3. Estimation: This chapter estimates the posterior probability upon rolling of a multi-face die (4-/6-/8-/12-/20-sides die) and successive rolling of dice (more data points changes the probability distribution), and probability of the number of locomotive given the observation of one locomotive number. This is when you really need to have the computer do the work for you. The intuitive part is that the more information you have, the better your estimation is going to be, as some data points would be ruled out. For example, finding 6 eliminates the 4-sided die.

4. More Estimation: In this chapter, the author covers the “biased” Euro coin problem. The interesting phenomenon is that the prior hypothesis makes little difference (provided you don’t rule things out with 0 probability), the posterior distribution will likely converge with more data points.

5. Odds and Addends: The author covers the “odds” form of the Bayesian Theorem, o(A|D)=o(A)*P(D/A)/P(D|B), which is probably easier to understand for most people. The Addends part of the chapter goes into getting the density and distribution functions.

6. Decision Analysis: Given a prior distribution function, what’s the best decision to make given some data. The author presented a Price Is Right scenario and solve the best price to bid for a show case showdown based the past data and best guess to adjust the bid. The PDF, Probability Density Function, is introduced here. Also the use of KDE (Kernel Density Estimation) is used to smooth PDF that fits the data. This is an interesting application of Bayes Theorem. The math is complicated and couldn’t be done without a computer. I guess it would be good to bring your computer to the Price Is Right game.

7. Prediction: Here the author presented a better way to predict the outcome of a playoff game score based on past data between two teams (Boston Bruin vs. Vancouver Canucks.) This should be no difference from how the gambling industry computes the odds before a big game. Just imagine all the gambling earning you could’ve made by mastering this chapter! I’m sure someone has applied the same idea/theory to the financial market like stocks, bonds and futures.

8. Observer Bias: This is another angle of predicting the outcome (like the wait time for the next train at a given time) taking into account of the observer bias.

9. Two Dimensions: Using the paintball example, the author applies the Bayesian framework to the two-dimensional problem. In addition, the joint distribution , marginal distribution, and conditional distribution. And you don’t think one dimensional Bayesian framework is confusing enough…

10. Approximate Bayesian Computation (ABC): When the likelihood of any particular dataset is 1) very small, 2) expensive to compute, 3) not really what we want. We don’t care of about the likelihood of seeing the exact dataset we saw but any dataset like that.

11. Hypothesis Testing: The Bayes Factor, the ratio of likelihood of a new scenario to that of the baseline, can be used to test the likelihood of a particular hypothesis, e.g. fairness/cheat of an Euro coin. Bayes factor of 1~3 is barely worth mentioning, 3~10 is substantial, 10~30 strong, 30~100 very strong, >100 decisive.

12. Evidence: Test for the strength of evidence. “How strong is the evidence that Alice is better than Bob, given their SAT score?”

13. Simulation: Simulate the tumor growth rate based on prior growth rate and the data points of current tumor size, age and etc.
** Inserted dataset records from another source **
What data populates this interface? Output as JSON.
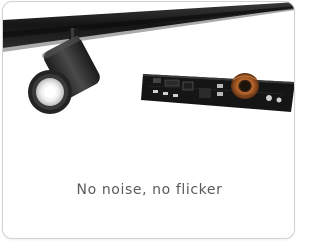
{
  "card": {
    "caption": "No noise, no flicker"
  },
  "image": {
    "subject": "product-photo",
    "colors": {
      "track": "#1c1c1c",
      "housing": "#2a2a2a",
      "lens_glow": "#f7f7f7",
      "pcb": "#1a1a1a",
      "coil": "#a0522d"
    }
  }
}
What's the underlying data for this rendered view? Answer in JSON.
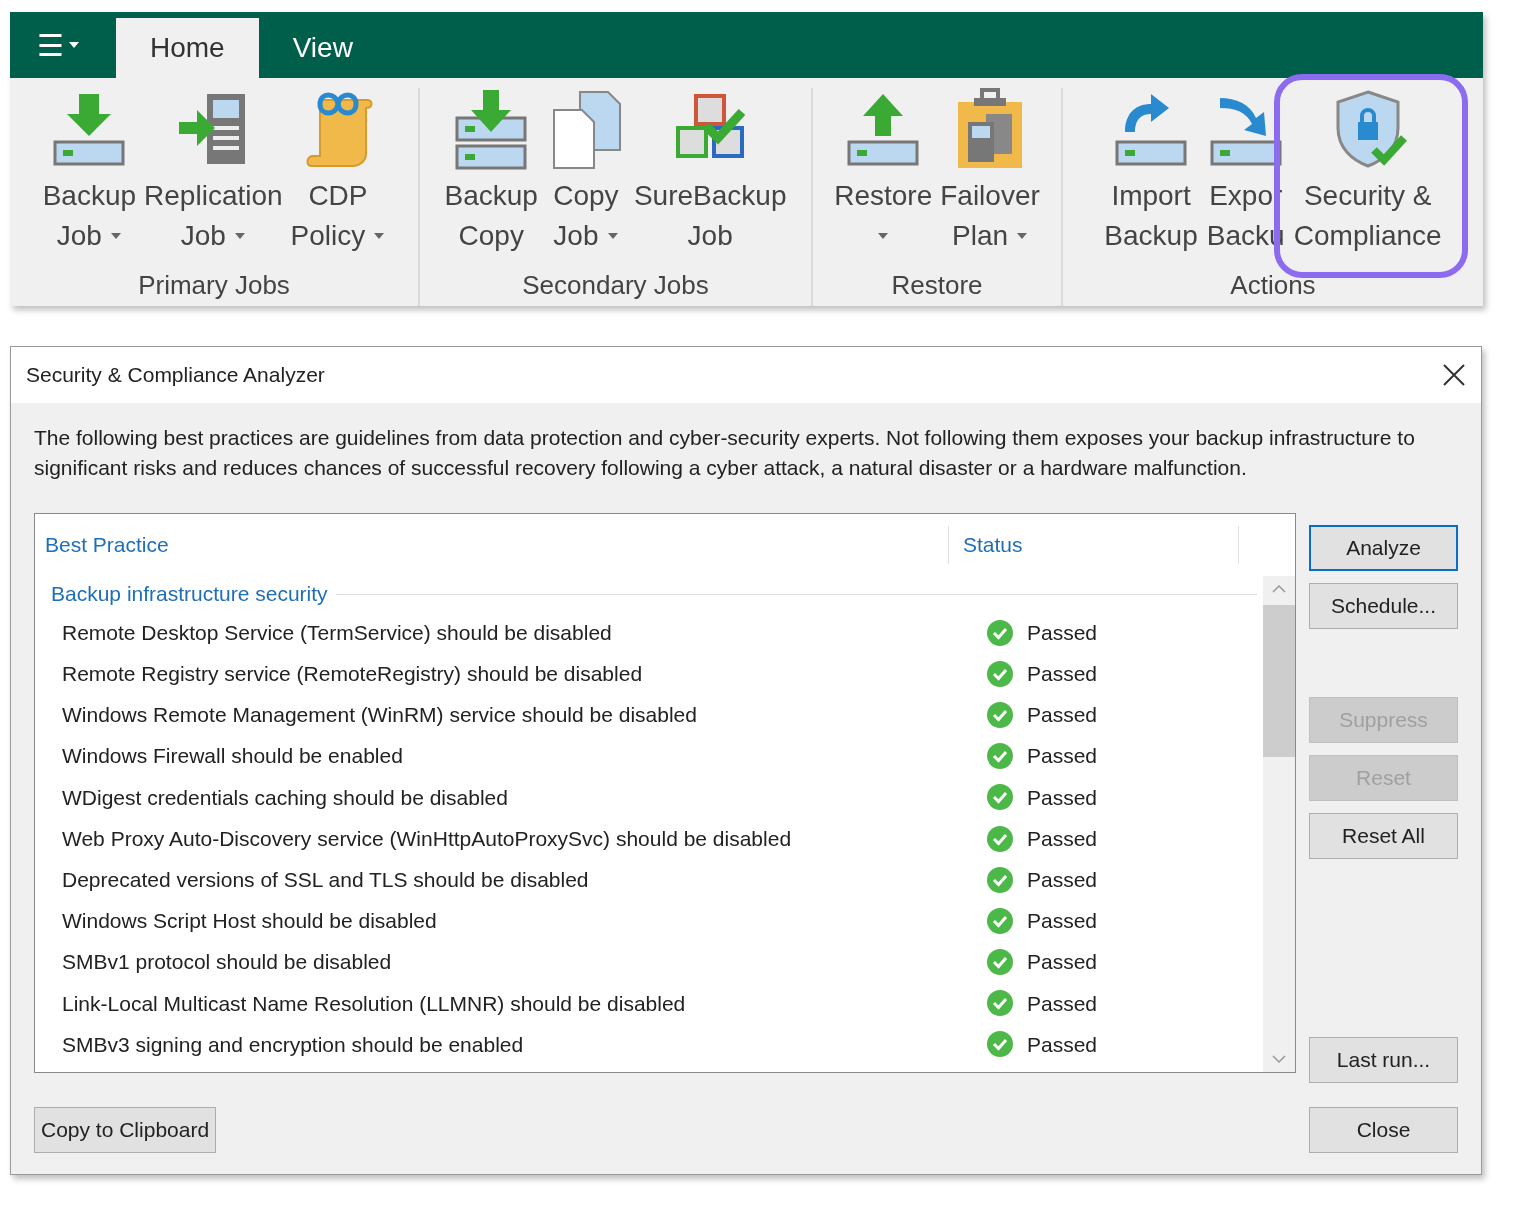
{
  "ribbon": {
    "menu_button": "☰",
    "tabs": [
      {
        "label": "Home",
        "selected": true
      },
      {
        "label": "View",
        "selected": false
      }
    ],
    "groups": [
      {
        "label": "Primary Jobs",
        "items": [
          {
            "lines": [
              "Backup",
              "Job"
            ],
            "dropdown": true,
            "highlighted": false
          },
          {
            "lines": [
              "Replication",
              "Job"
            ],
            "dropdown": true,
            "highlighted": false
          },
          {
            "lines": [
              "CDP",
              "Policy"
            ],
            "dropdown": true,
            "highlighted": false
          }
        ]
      },
      {
        "label": "Secondary Jobs",
        "items": [
          {
            "lines": [
              "Backup",
              "Copy"
            ],
            "dropdown": false,
            "highlighted": false
          },
          {
            "lines": [
              "Copy",
              "Job"
            ],
            "dropdown": true,
            "highlighted": false
          },
          {
            "lines": [
              "SureBackup",
              "Job"
            ],
            "dropdown": false,
            "highlighted": false
          }
        ]
      },
      {
        "label": "Restore",
        "items": [
          {
            "lines": [
              "Restore"
            ],
            "dropdown": true,
            "highlighted": false
          },
          {
            "lines": [
              "Failover",
              "Plan"
            ],
            "dropdown": true,
            "highlighted": false
          }
        ]
      },
      {
        "label": "Actions",
        "items": [
          {
            "lines": [
              "Import",
              "Backup"
            ],
            "dropdown": false,
            "highlighted": false
          },
          {
            "lines": [
              "Expor",
              "Backu"
            ],
            "dropdown": false,
            "highlighted": false
          },
          {
            "lines": [
              "Security &",
              "Compliance"
            ],
            "dropdown": false,
            "highlighted": true
          }
        ]
      }
    ]
  },
  "dialog": {
    "title": "Security & Compliance Analyzer",
    "description": "The following best practices are guidelines from data protection and cyber-security experts. Not following them exposes your backup infrastructure to significant risks and reduces chances of successful recovery following a cyber attack, a natural disaster or a hardware malfunction.",
    "table": {
      "columns": [
        "Best Practice",
        "Status"
      ],
      "group": "Backup infrastructure security",
      "rows": [
        {
          "practice": "Remote Desktop Service (TermService) should be disabled",
          "status": "Passed",
          "kind": "passed"
        },
        {
          "practice": "Remote Registry service (RemoteRegistry) should be disabled",
          "status": "Passed",
          "kind": "passed"
        },
        {
          "practice": "Windows Remote Management (WinRM) service should be disabled",
          "status": "Passed",
          "kind": "passed"
        },
        {
          "practice": "Windows Firewall should be enabled",
          "status": "Passed",
          "kind": "passed"
        },
        {
          "practice": "WDigest credentials caching should be disabled",
          "status": "Passed",
          "kind": "passed"
        },
        {
          "practice": "Web Proxy Auto-Discovery service (WinHttpAutoProxySvc) should be disabled",
          "status": "Passed",
          "kind": "passed"
        },
        {
          "practice": "Deprecated versions of SSL and TLS should be disabled",
          "status": "Passed",
          "kind": "passed"
        },
        {
          "practice": "Windows Script Host should be disabled",
          "status": "Passed",
          "kind": "passed"
        },
        {
          "practice": "SMBv1 protocol should be disabled",
          "status": "Passed",
          "kind": "passed"
        },
        {
          "practice": "Link-Local Multicast Name Resolution (LLMNR) should be disabled",
          "status": "Passed",
          "kind": "passed"
        },
        {
          "practice": "SMBv3 signing and encryption should be enabled",
          "status": "Passed",
          "kind": "passed"
        }
      ]
    },
    "side_buttons": [
      {
        "label": "Analyze",
        "disabled": false,
        "default": true
      },
      {
        "label": "Schedule...",
        "disabled": false,
        "default": false
      },
      {
        "label": "Suppress",
        "disabled": true,
        "default": false
      },
      {
        "label": "Reset",
        "disabled": true,
        "default": false
      },
      {
        "label": "Reset All",
        "disabled": false,
        "default": false
      },
      {
        "label": "Last run...",
        "disabled": false,
        "default": false
      }
    ],
    "copy_button": "Copy to Clipboard",
    "close_button": "Close"
  }
}
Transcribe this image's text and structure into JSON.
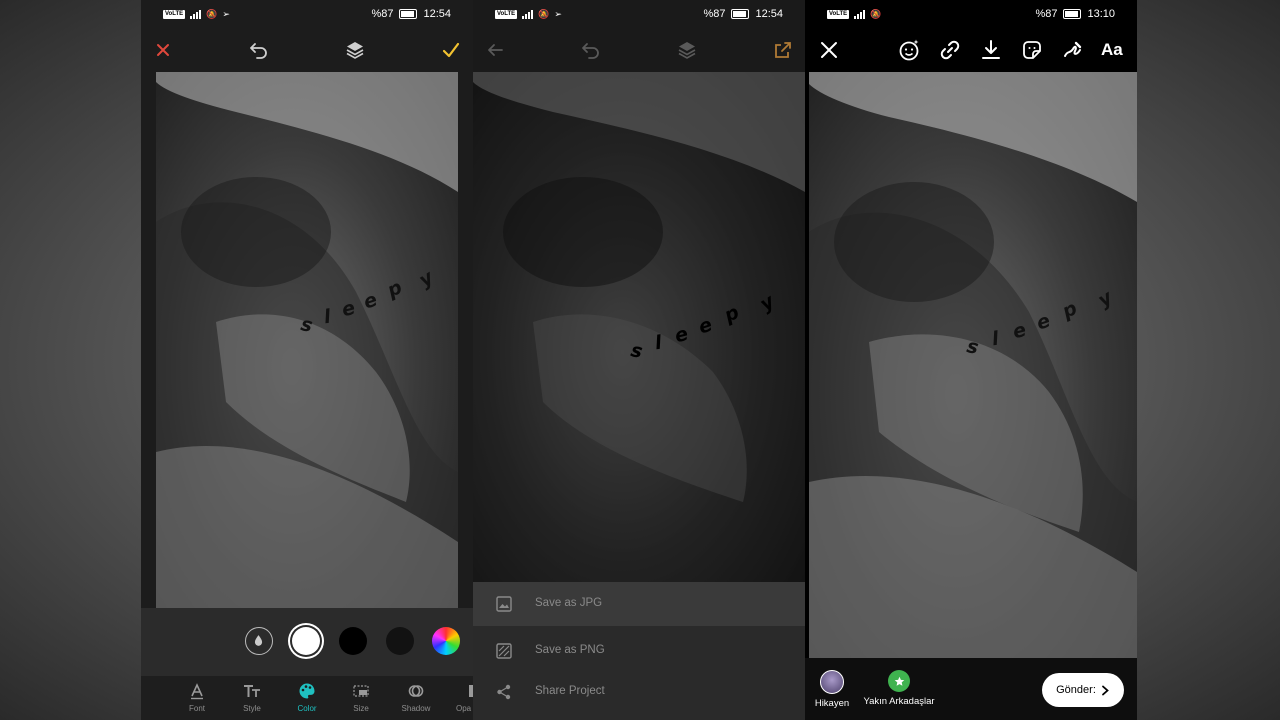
{
  "screens": [
    {
      "status": {
        "battery": "%87",
        "time": "12:54"
      },
      "toolbar": {
        "close_icon": "close-icon",
        "undo_icon": "undo-icon",
        "layers_icon": "layers-icon",
        "confirm_icon": "check-icon"
      },
      "sticker": [
        "s",
        "l",
        "e",
        "e",
        "p",
        "y"
      ],
      "colors": {
        "accent_close": "#e0483c",
        "accent_confirm": "#f2c230",
        "accent_active": "#1fc0c0"
      },
      "swatches": [
        "eyedropper",
        "#ffffff",
        "#000000",
        "#121212",
        "spectrum"
      ],
      "tabs": [
        {
          "label": "Font",
          "icon": "font-icon"
        },
        {
          "label": "Style",
          "icon": "text-style-icon"
        },
        {
          "label": "Color",
          "icon": "palette-icon",
          "active": true
        },
        {
          "label": "Size",
          "icon": "size-icon"
        },
        {
          "label": "Shadow",
          "icon": "shadow-icon"
        },
        {
          "label": "Opa",
          "icon": "opacity-icon"
        }
      ]
    },
    {
      "status": {
        "battery": "%87",
        "time": "12:54"
      },
      "sticker": [
        "s",
        "l",
        "e",
        "e",
        "p",
        "y"
      ],
      "menu": [
        {
          "label": "Save as JPG",
          "icon": "image-icon"
        },
        {
          "label": "Save as PNG",
          "icon": "image-transparent-icon"
        },
        {
          "label": "Share Project",
          "icon": "share-icon"
        }
      ]
    },
    {
      "status": {
        "battery": "%87",
        "time": "13:10"
      },
      "sticker": [
        "s",
        "l",
        "e",
        "e",
        "p",
        "y"
      ],
      "toolbar": {
        "text_tool": "Aa"
      },
      "targets": [
        {
          "label": "Hikayen",
          "icon": "avatar"
        },
        {
          "label": "Yakın Arkadaşlar",
          "icon": "star-icon"
        }
      ],
      "send_label": "Gönder:"
    }
  ]
}
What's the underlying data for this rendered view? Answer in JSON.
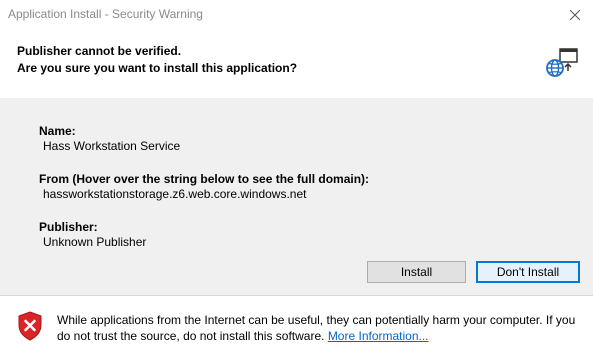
{
  "window": {
    "title": "Application Install - Security Warning"
  },
  "header": {
    "line1": "Publisher cannot be verified.",
    "line2": "Are you sure you want to install this application?",
    "icon": "network-app-icon"
  },
  "details": {
    "name_label": "Name:",
    "name_value": "Hass Workstation Service",
    "from_label": "From (Hover over the string below to see the full domain):",
    "from_value": "hassworkstationstorage.z6.web.core.windows.net",
    "publisher_label": "Publisher:",
    "publisher_value": "Unknown Publisher"
  },
  "buttons": {
    "install": "Install",
    "dont_install": "Don't Install"
  },
  "footer": {
    "warning_text": "While applications from the Internet can be useful, they can potentially harm your computer. If you do not trust the source, do not install this software. ",
    "more_info_link": "More Information...",
    "icon": "shield-error-icon"
  },
  "colors": {
    "details_bg": "#f0f0f0",
    "default_button_border": "#0078d7",
    "link": "#0066cc",
    "shield_red": "#d9252a"
  }
}
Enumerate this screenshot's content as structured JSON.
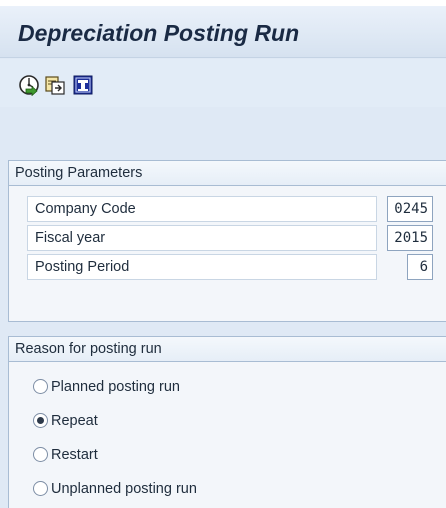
{
  "header": {
    "title": "Depreciation Posting Run"
  },
  "toolbar": {
    "buttons": [
      {
        "icon": "execute-icon",
        "name": "execute"
      },
      {
        "icon": "get-variant-icon",
        "name": "get-variant"
      },
      {
        "icon": "program-documentation-icon",
        "name": "documentation"
      }
    ]
  },
  "posting_parameters": {
    "header": "Posting Parameters",
    "company_code": {
      "label": "Company Code",
      "value": "0245"
    },
    "fiscal_year": {
      "label": "Fiscal year",
      "value": "2015"
    },
    "posting_period": {
      "label": "Posting Period",
      "value": "6"
    }
  },
  "reason": {
    "header": "Reason for posting run",
    "options": [
      {
        "label": "Planned posting run",
        "selected": false
      },
      {
        "label": "Repeat",
        "selected": true
      },
      {
        "label": "Restart",
        "selected": false
      },
      {
        "label": "Unplanned posting run",
        "selected": false
      }
    ]
  },
  "colors": {
    "background": "#dfe9f5",
    "group_border": "#a8bcd3",
    "title_text": "#1a2a44",
    "execute_green": "#3f9a2e",
    "info_blue": "#1d2f9a"
  }
}
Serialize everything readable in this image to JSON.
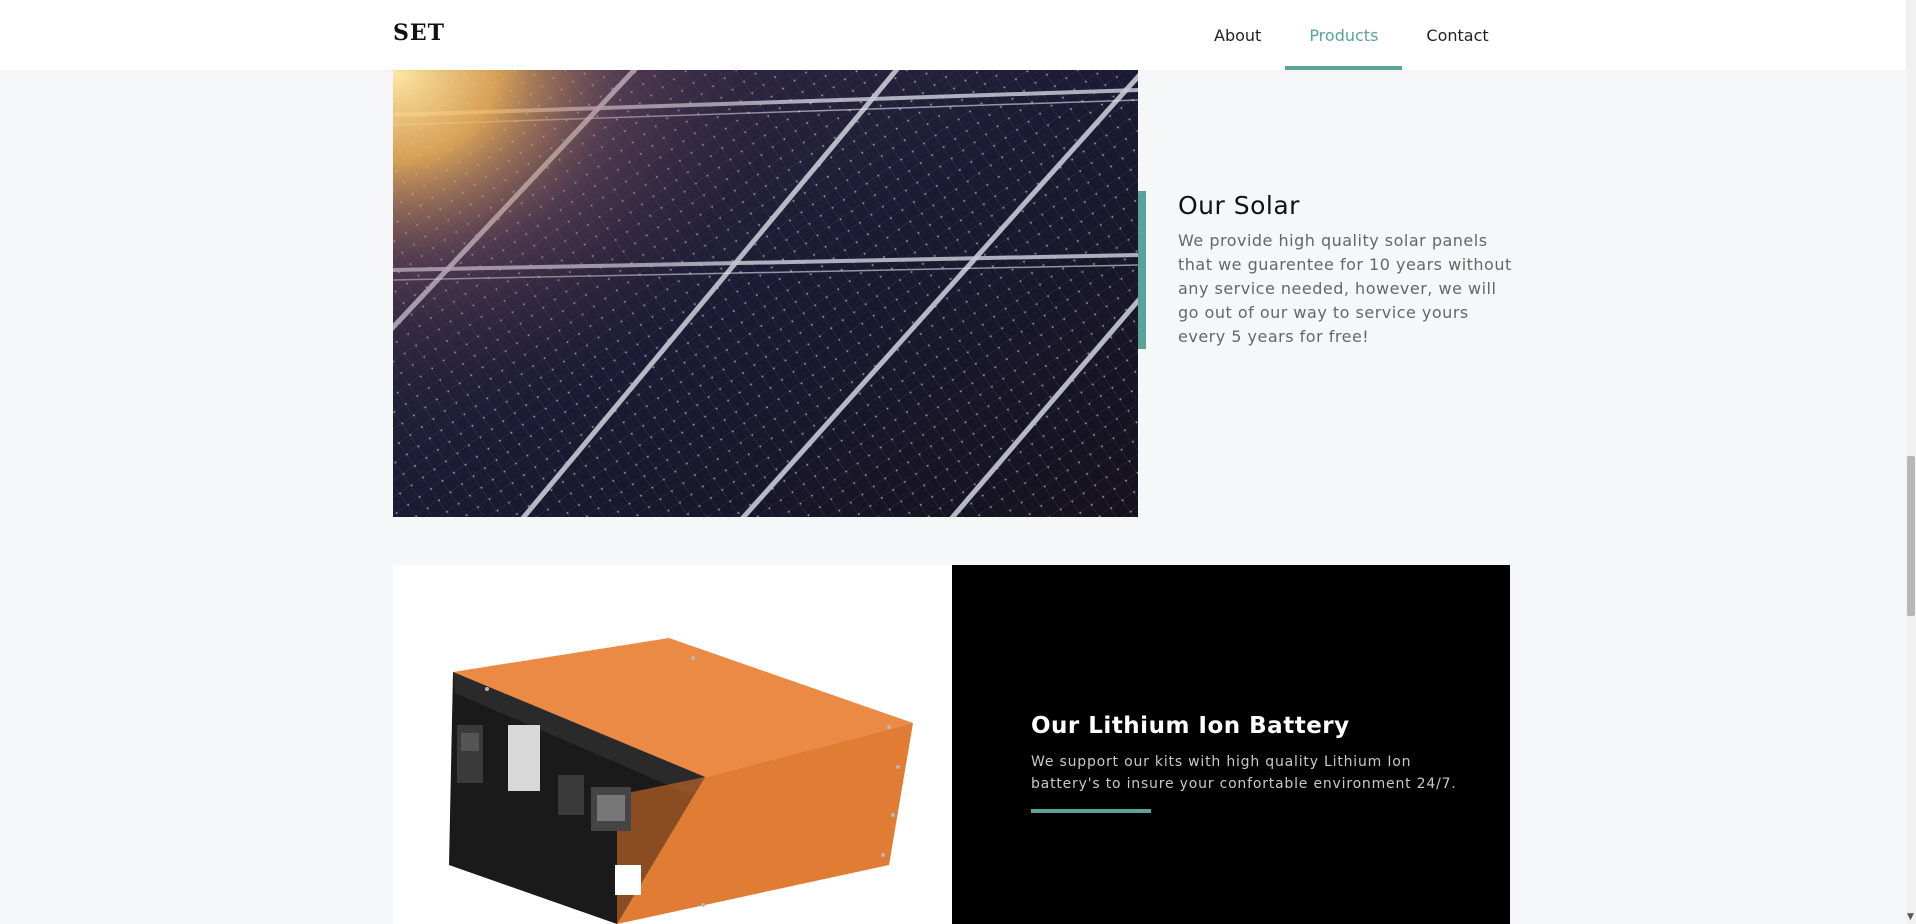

14. A Hierarchical Model: reflects the structure of the system, with causes at the top and effects at the bottom. Instead of solving the “forward” problem, we can reverse engineer the distribution of the parameters given the data. The Gaiger counter problem demonstrates the connection between causation and hierarchical modeling.

15. Dealing with Dimensions: This last chapter combines all of the lessons so far and applies to the “Belly Button Bacteria” prediction and simulation. This is a very difficult chapter to understand and probably requires the full understanding of the previous lessons.